I'll look into this as a follow-up, and this solution can also be applied to all of the other mass-querying tools in the suite, like Langviews, Userviews, etc. There's a larger rewrite of sorts that should happen as part of this, so it will take me a bit to get it production-ready.

we could simply let the server act as a proxy? So, we just wrap the same request that would be made clientside with our User-Agent and send it from WMCS instead of the client.

That works until some scraper discovers that proxy and starts using it for their own purposes.
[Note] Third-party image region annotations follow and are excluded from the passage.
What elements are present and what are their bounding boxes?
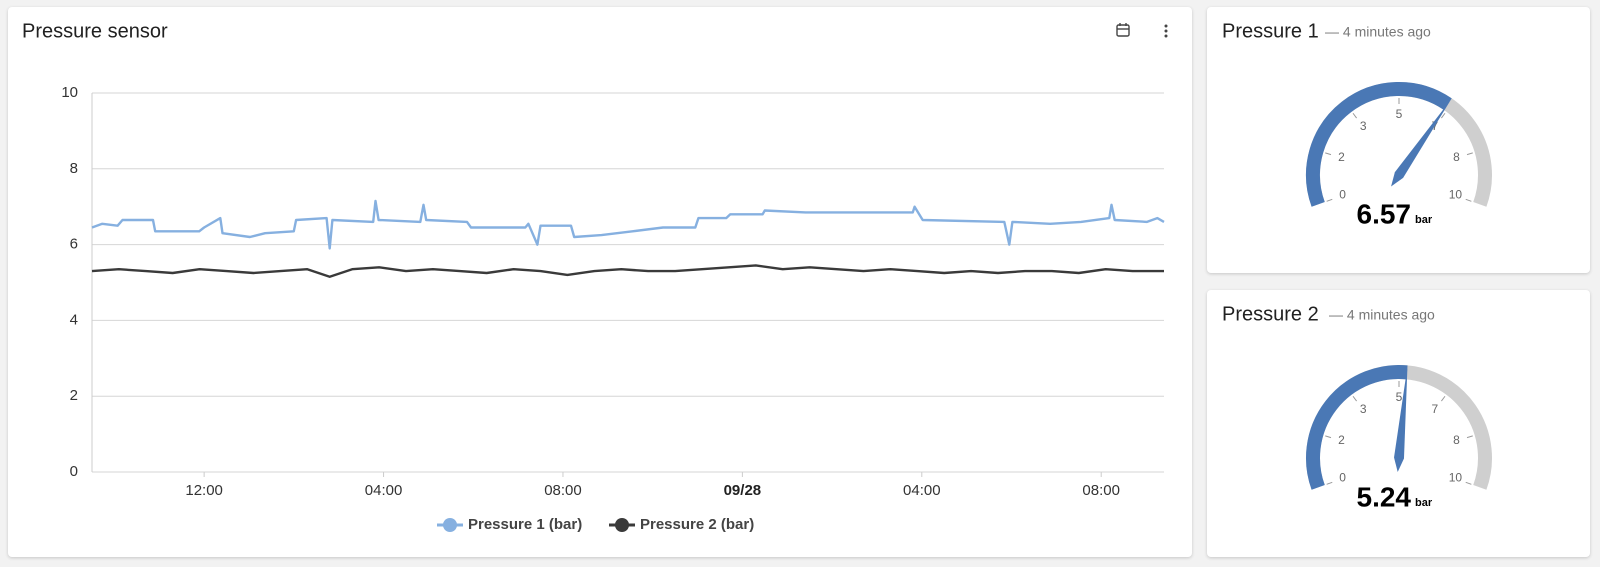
gauge-value: 5.24 [1357, 481, 1412, 512]
legend-label: Pressure 1 (bar) [468, 516, 582, 533]
gauge-tick-label: 8 [1453, 150, 1460, 164]
x-tick-label: 04:00 [365, 482, 403, 499]
gauge-needle [1391, 99, 1452, 187]
gauge-tick [1466, 435, 1473, 439]
gauge-needle [1394, 366, 1408, 472]
data-line [91, 199, 1165, 250]
gauge-tick [1441, 395, 1446, 402]
gauge-tick-label: 7 [1431, 402, 1438, 416]
gauge-tick-label: 8 [1453, 433, 1460, 447]
gauge-tick-label: 7 [1431, 119, 1438, 133]
gauge-tick-label: 0 [1339, 471, 1346, 485]
gauge-tick [1325, 435, 1332, 439]
menu-button[interactable] [1164, 24, 1168, 38]
gauge-tick [1352, 112, 1357, 119]
gauge-tick-label: 5 [1396, 107, 1403, 121]
card-subtitle: — 4 minutes ago [1329, 307, 1435, 323]
gauge-tick-label: 3 [1360, 119, 1367, 133]
gauge-value-arc [1306, 82, 1452, 207]
gauge-card [1207, 290, 1590, 557]
card-title: Pressure 1 [1222, 20, 1319, 42]
x-tick-label: 12:00 [185, 482, 223, 499]
legend-marker [443, 518, 457, 532]
gauge-card [1207, 7, 1590, 273]
gauge-tick [1441, 112, 1446, 119]
gauge-tick-label: 10 [1449, 471, 1463, 485]
gauge-tick [1325, 152, 1332, 156]
gauge-value: 6.57 [1357, 198, 1412, 229]
gauge-tick-label: 2 [1338, 433, 1345, 447]
x-tick-label: 08:00 [1082, 482, 1120, 499]
card-title: Pressure sensor [22, 20, 168, 42]
y-tick-label: 10 [61, 84, 78, 101]
x-tick-label: 08:00 [544, 482, 582, 499]
legend-item[interactable]: Pressure 2 (bar) [609, 516, 754, 533]
chart-card [8, 7, 1192, 557]
y-tick-label: 8 [70, 160, 78, 177]
gauge-tick-label: 3 [1360, 402, 1367, 416]
gauge-tick [1326, 198, 1333, 202]
gauge-tick-label: 2 [1338, 150, 1345, 164]
gauge-tick [1465, 198, 1472, 202]
legend-marker [615, 518, 629, 532]
gauge-tick-label: 5 [1396, 390, 1403, 404]
gauge-tick-label: 10 [1449, 188, 1463, 202]
gauge-unit: bar [1415, 214, 1433, 226]
y-tick-label: 0 [70, 463, 78, 480]
calendar-button[interactable] [1116, 23, 1130, 37]
card-title: Pressure 2 [1222, 303, 1319, 325]
card-subtitle: — 4 minutes ago [1325, 24, 1431, 40]
y-tick-label: 2 [70, 387, 78, 404]
gauge-tick [1466, 152, 1473, 156]
gauge-tick [1465, 481, 1472, 485]
gauge-tick [1326, 481, 1333, 485]
y-tick-label: 4 [70, 311, 78, 328]
gauge-tick [1352, 395, 1357, 402]
x-tick-label: 04:00 [903, 482, 941, 499]
data-line [91, 264, 1164, 278]
gauge-tick-label: 0 [1339, 188, 1346, 202]
gauge-unit: bar [1415, 497, 1433, 509]
y-tick-label: 6 [70, 236, 78, 253]
legend-label: Pressure 2 (bar) [640, 516, 754, 533]
legend-item[interactable]: Pressure 1 (bar) [437, 516, 582, 533]
gauge-value-arc [1306, 365, 1408, 490]
x-tick-label: 09/28 [724, 482, 762, 499]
Indeed. For now I will some rudimentary security measures to ensure we only process requests from the production tool.

MusikAnimal claimed this task.

For most users, things should be back to normal now. I've done as explained above and am using a cheap WMCS-hosted proxy for making the requests (with some security measures to ensure it isn't used outside the Pageviews tool).

Massviews is much slower, which I think will be vastly improved if we take the PHP proxy out of the equation. So I will be adding OAuth next, and then I think we can make signed requests clientside. I have filed T420295: Require login for mass-querying tools like Massviews for that.

Closing this as resolved!

This comment was removed by Hawkeye7.